Malikilerin çoğunluğu münferid için namazı ilk vaktinde kılmanın efdal olduğunu söylerler.

 

İmam Şafii'ye göre bu hüküm, sıcak bölgelere ve cemaat mescide uzaktan geldiği durumlara mahsustur. Toplu halde olurlarsa veya camiye gölgeden gelme imkanları varsa, ilk vaktinde kılmak efdaldir. Ancak hadisin zahiri bu anlayışa pek müsait değildir.

 

Bu ve bundan evvelki babdaki hadislerin şerhinde de yeri geldikçe temas edildiği gibi, bu hadisin ifade ettiği hükmün tam zıddını ifade eden ve öğle namazını ilk vaktinde kılmayı tavsiye eden hadisler de vardır. Hadisler arasındaki bu ihtilafı te'lif veya te'vil bakımından ulema çok ve çeşitli görüşler ileri sürmüşlerdir.
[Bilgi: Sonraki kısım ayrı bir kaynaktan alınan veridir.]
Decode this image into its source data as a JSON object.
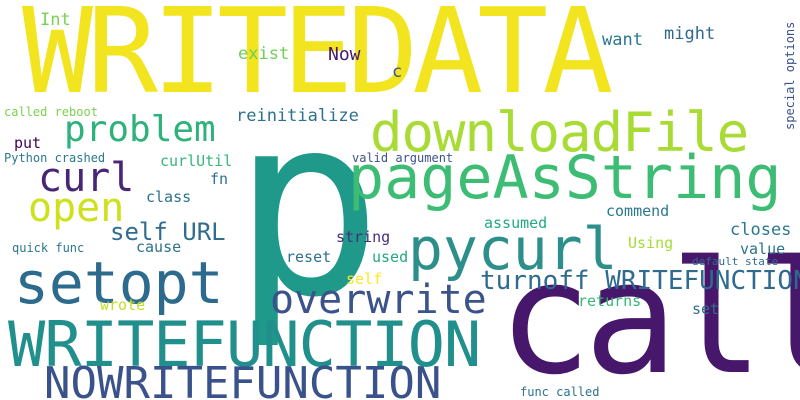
{
  "words": {
    "writedata": {
      "text": "WRITEDATA",
      "color": "#f2e41e"
    },
    "p": {
      "text": "p",
      "color": "#1f9a8a"
    },
    "call": {
      "text": "call",
      "color": "#46176b"
    },
    "writefunction": {
      "text": "WRITEFUNCTION",
      "color": "#21908d"
    },
    "pageasstring": {
      "text": "pageAsString",
      "color": "#3dbc74"
    },
    "downloadfile": {
      "text": "downloadFile",
      "color": "#a8db34"
    },
    "pycurl": {
      "text": "pycurl",
      "color": "#2d8f8c"
    },
    "setopt": {
      "text": "setopt",
      "color": "#2c6a8e"
    },
    "nowritefunction": {
      "text": "NOWRITEFUNCTION",
      "color": "#3a528b"
    },
    "overwrite": {
      "text": "overwrite",
      "color": "#3a538b"
    },
    "problem": {
      "text": "problem",
      "color": "#2eb27c"
    },
    "curl": {
      "text": "curl",
      "color": "#482575"
    },
    "open": {
      "text": "open",
      "color": "#cde11d"
    },
    "turnoff_wf": {
      "text": "turnoff WRITEFUNCTION",
      "color": "#2f6b8e"
    },
    "self_url": {
      "text": "self URL",
      "color": "#2f6c8e"
    },
    "reinitialize": {
      "text": "reinitialize",
      "color": "#2c718e"
    },
    "exist": {
      "text": "exist",
      "color": "#6ece58"
    },
    "now": {
      "text": "Now",
      "color": "#46176b"
    },
    "want": {
      "text": "want",
      "color": "#2a788e"
    },
    "might": {
      "text": "might",
      "color": "#31688e"
    },
    "int": {
      "text": "Int",
      "color": "#7ad151"
    },
    "c": {
      "text": "c",
      "color": "#3b528b"
    },
    "called_reboot": {
      "text": "called reboot",
      "color": "#7ad151"
    },
    "put": {
      "text": "put",
      "color": "#440154"
    },
    "python_crashed": {
      "text": "Python crashed",
      "color": "#2a788e"
    },
    "curlutil": {
      "text": "curlUtil",
      "color": "#35b779"
    },
    "valid_argument": {
      "text": "valid argument",
      "color": "#3b528b"
    },
    "fn": {
      "text": "fn",
      "color": "#2c718e"
    },
    "class": {
      "text": "class",
      "color": "#2c718e"
    },
    "commend": {
      "text": "commend",
      "color": "#2a788e"
    },
    "assumed": {
      "text": "assumed",
      "color": "#22a884"
    },
    "closes": {
      "text": "closes",
      "color": "#2a788e"
    },
    "string": {
      "text": "string",
      "color": "#472d7b"
    },
    "cause": {
      "text": "cause",
      "color": "#2c718e"
    },
    "quick_func": {
      "text": "quick func",
      "color": "#2a788e"
    },
    "using": {
      "text": "Using",
      "color": "#a5db36"
    },
    "value": {
      "text": "value",
      "color": "#2c718e"
    },
    "reset": {
      "text": "reset",
      "color": "#2c718e"
    },
    "used": {
      "text": "used",
      "color": "#22a884"
    },
    "default_state": {
      "text": "default state",
      "color": "#31688e"
    },
    "self": {
      "text": "self",
      "color": "#fde725"
    },
    "wrote": {
      "text": "wrote",
      "color": "#c2df23"
    },
    "returns": {
      "text": "returns",
      "color": "#35b779"
    },
    "set": {
      "text": "set",
      "color": "#2c718e"
    },
    "special_options": {
      "text": "special options",
      "color": "#3b528b"
    },
    "func_called": {
      "text": "func called",
      "color": "#2c718e"
    }
  }
}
Daha önce bunların bir kısmına işaret edildiği için burada birşey eklemeye lüzum görülmemiştir.

 

HADİS'TEN ÇIKAN BAZI HÜKÜMLER:

 

1. Sıcağın şiddetli olduğu günlerde öğle namazı ezanını ortalık serinleyimceye kadar geciktirmek meşrudur.

2. Bir soruya cevap veren kişi o cevabın hikmetini de beyan etmelidir.